We started seeing some high latency with the applications querying elasticsearch(7.17.0) and found that search_fetch_time is significantly increasing whenever there is some significant increase in incoming search traffic.
When analysing the search_fetch_time metrics further, it was seen that some specific indices have the highest fetch time and they were configured 1primary:1replica.
Can any one suggest how to improve search_fetch_time?
Would increasing replicas improve the situation as it seems to help with parallel searching?
Are there any tradeoffs, other than the obvious disk space requirement, when increasing shards/replicas for any index?
There could be quite a few things to consider in this situation, but here are some general thoughts.
search_fetch_time mostly has to do with fetching the docs from the shards/segments after they've been identified - so things to consider would be disk speeds, result set sizes, document sizes, and document enrichment. All of these (plus some other compounding factors) could be looked at the help make that speed faster. I would generally start with Disk performance and contention.

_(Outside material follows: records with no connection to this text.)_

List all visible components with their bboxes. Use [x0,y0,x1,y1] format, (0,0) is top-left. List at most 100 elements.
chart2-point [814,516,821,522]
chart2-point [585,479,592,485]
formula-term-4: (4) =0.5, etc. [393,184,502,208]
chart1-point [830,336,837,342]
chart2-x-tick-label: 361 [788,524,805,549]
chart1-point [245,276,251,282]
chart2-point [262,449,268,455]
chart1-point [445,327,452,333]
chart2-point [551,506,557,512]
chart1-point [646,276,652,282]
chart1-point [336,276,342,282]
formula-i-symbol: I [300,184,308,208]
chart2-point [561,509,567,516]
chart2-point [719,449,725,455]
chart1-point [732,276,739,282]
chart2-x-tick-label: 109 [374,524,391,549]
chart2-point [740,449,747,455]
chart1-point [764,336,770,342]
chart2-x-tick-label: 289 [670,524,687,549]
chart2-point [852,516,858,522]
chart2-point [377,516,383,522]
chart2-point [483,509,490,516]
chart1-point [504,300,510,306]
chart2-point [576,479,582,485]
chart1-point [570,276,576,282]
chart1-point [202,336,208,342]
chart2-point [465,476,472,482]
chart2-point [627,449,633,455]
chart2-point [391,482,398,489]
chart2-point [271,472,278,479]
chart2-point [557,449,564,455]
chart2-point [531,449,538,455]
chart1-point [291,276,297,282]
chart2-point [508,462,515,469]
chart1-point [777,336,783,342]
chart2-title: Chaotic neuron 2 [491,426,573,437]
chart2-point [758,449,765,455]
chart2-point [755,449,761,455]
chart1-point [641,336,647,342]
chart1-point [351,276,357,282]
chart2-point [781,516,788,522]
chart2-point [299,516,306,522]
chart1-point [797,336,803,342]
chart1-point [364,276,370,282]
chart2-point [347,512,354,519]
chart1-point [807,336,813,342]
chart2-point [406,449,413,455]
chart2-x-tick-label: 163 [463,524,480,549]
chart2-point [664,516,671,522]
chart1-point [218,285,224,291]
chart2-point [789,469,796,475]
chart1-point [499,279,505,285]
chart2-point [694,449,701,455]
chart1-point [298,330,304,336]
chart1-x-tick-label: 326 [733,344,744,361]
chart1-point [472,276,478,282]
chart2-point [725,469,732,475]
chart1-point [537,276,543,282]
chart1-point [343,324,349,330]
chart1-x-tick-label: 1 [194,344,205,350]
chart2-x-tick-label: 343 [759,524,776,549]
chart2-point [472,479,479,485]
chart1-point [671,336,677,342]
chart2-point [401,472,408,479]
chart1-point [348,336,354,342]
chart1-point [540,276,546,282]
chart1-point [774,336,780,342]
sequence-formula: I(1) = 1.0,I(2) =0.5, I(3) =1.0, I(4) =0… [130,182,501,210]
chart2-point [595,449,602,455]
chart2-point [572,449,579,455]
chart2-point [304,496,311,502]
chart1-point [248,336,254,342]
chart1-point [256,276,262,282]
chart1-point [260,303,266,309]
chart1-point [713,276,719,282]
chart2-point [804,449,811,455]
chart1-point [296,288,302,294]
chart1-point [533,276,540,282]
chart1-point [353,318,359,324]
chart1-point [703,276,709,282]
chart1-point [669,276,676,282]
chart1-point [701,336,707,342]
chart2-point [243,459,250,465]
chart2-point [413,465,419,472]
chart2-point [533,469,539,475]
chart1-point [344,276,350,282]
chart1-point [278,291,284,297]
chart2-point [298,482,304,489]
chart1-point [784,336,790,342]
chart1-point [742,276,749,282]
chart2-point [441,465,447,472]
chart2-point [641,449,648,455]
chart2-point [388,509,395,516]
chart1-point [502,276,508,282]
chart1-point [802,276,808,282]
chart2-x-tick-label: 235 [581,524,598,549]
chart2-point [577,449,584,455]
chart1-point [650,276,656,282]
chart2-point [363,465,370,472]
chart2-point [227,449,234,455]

Increasing replicas may help improve your fetch speeds if there is contention with the nodes that have the current primary/replicas. This would allow for more copies of the data on the more nodes that the search can pull from to return to the coordinator.
anytime you adjust your sharding and/or replication strategy, you should take your ingest vs search throughput into consideration. in this scenario, if you have a single primary shard and one replica to start, then add four more replicas, that's potentially much more overhead for the ingestion of new data as it has to be replicated out.